John Cusack opened up about one of cinema’s most enduring romantic gestures: the boombox scene in Say anything.
More than three decades after the film’s release, the 59-year-old revealed that he initially struggled to approach the moment that would define his character, Lloyd Dobler.
In the 1989 Cameron Crowe-directed film, Lloyd stands in front of Diane Court’s (played by Ione Skye) window, holding a boombox above his head along with Peter Gabriel’s. In your eyes blaring through its speakers.
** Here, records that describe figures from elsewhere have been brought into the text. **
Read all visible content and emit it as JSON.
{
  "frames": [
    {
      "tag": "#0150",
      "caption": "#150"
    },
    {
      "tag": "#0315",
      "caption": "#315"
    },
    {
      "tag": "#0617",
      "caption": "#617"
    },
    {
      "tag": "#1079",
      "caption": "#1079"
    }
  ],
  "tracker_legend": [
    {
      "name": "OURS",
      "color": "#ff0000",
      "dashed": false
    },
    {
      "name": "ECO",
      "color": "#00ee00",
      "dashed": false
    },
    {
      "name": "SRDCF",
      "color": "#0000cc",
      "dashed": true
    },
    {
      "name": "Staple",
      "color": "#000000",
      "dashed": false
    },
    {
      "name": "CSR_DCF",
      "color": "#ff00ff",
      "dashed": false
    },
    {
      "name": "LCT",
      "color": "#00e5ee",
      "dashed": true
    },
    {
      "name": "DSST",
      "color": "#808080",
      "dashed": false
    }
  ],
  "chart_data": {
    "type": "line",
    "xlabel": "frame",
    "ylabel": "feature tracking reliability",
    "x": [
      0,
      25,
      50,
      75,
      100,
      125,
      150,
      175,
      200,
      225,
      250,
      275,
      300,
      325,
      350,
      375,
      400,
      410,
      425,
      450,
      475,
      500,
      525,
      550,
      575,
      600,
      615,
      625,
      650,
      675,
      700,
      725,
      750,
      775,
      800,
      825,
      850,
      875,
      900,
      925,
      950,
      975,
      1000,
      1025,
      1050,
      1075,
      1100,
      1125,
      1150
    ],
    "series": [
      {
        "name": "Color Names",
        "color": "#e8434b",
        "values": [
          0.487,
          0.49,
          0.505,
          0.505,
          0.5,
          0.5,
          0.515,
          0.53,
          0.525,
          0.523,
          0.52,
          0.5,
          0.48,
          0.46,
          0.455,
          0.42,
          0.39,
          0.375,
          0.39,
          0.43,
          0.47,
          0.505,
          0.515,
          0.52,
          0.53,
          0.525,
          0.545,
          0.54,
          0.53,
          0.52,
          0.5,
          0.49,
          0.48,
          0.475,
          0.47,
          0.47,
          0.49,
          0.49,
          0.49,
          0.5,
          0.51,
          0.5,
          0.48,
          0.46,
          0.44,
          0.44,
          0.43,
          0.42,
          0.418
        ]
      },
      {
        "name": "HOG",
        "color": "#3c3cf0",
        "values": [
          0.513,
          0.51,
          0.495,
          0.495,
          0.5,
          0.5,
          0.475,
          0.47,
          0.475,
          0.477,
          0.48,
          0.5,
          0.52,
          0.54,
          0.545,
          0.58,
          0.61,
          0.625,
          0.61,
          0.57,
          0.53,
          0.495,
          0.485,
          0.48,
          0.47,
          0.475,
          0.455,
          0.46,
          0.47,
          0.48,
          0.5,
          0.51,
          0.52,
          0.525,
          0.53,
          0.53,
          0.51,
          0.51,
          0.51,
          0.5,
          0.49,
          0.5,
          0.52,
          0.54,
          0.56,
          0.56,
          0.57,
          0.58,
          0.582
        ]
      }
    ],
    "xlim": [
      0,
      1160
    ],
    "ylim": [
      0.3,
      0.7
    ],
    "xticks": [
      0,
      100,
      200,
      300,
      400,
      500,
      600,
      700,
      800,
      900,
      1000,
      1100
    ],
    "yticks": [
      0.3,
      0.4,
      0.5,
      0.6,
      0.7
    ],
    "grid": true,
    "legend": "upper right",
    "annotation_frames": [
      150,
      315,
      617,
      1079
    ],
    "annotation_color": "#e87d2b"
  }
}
Cusack admitted he didn’t know how to do this scene at first.
He worried that Lloyd would appear submissive rather than sincere.
“I didn’t know how to do it because I thought the character was, you know, he was sitting outside whining, saying, ‘Please come back to me,'” Cusack explained at the film’s screening at New York’s Kings Theater on November 30.
“The guys are proud, aren’t they?”
“He knew something fishy was going on, maybe with the father, or that someone was in his head,” he added, further revealing how he managed to figure it out.
“So I thought, I don’t really know how to do this. And then finally, at the end of the movie, I was like, ‘Oh, what if he’s really bad? And he’s more defiant.’ And that’s what made it work.
The boombox moment remains one of the most quoted and revisited scenes in romantic cinema.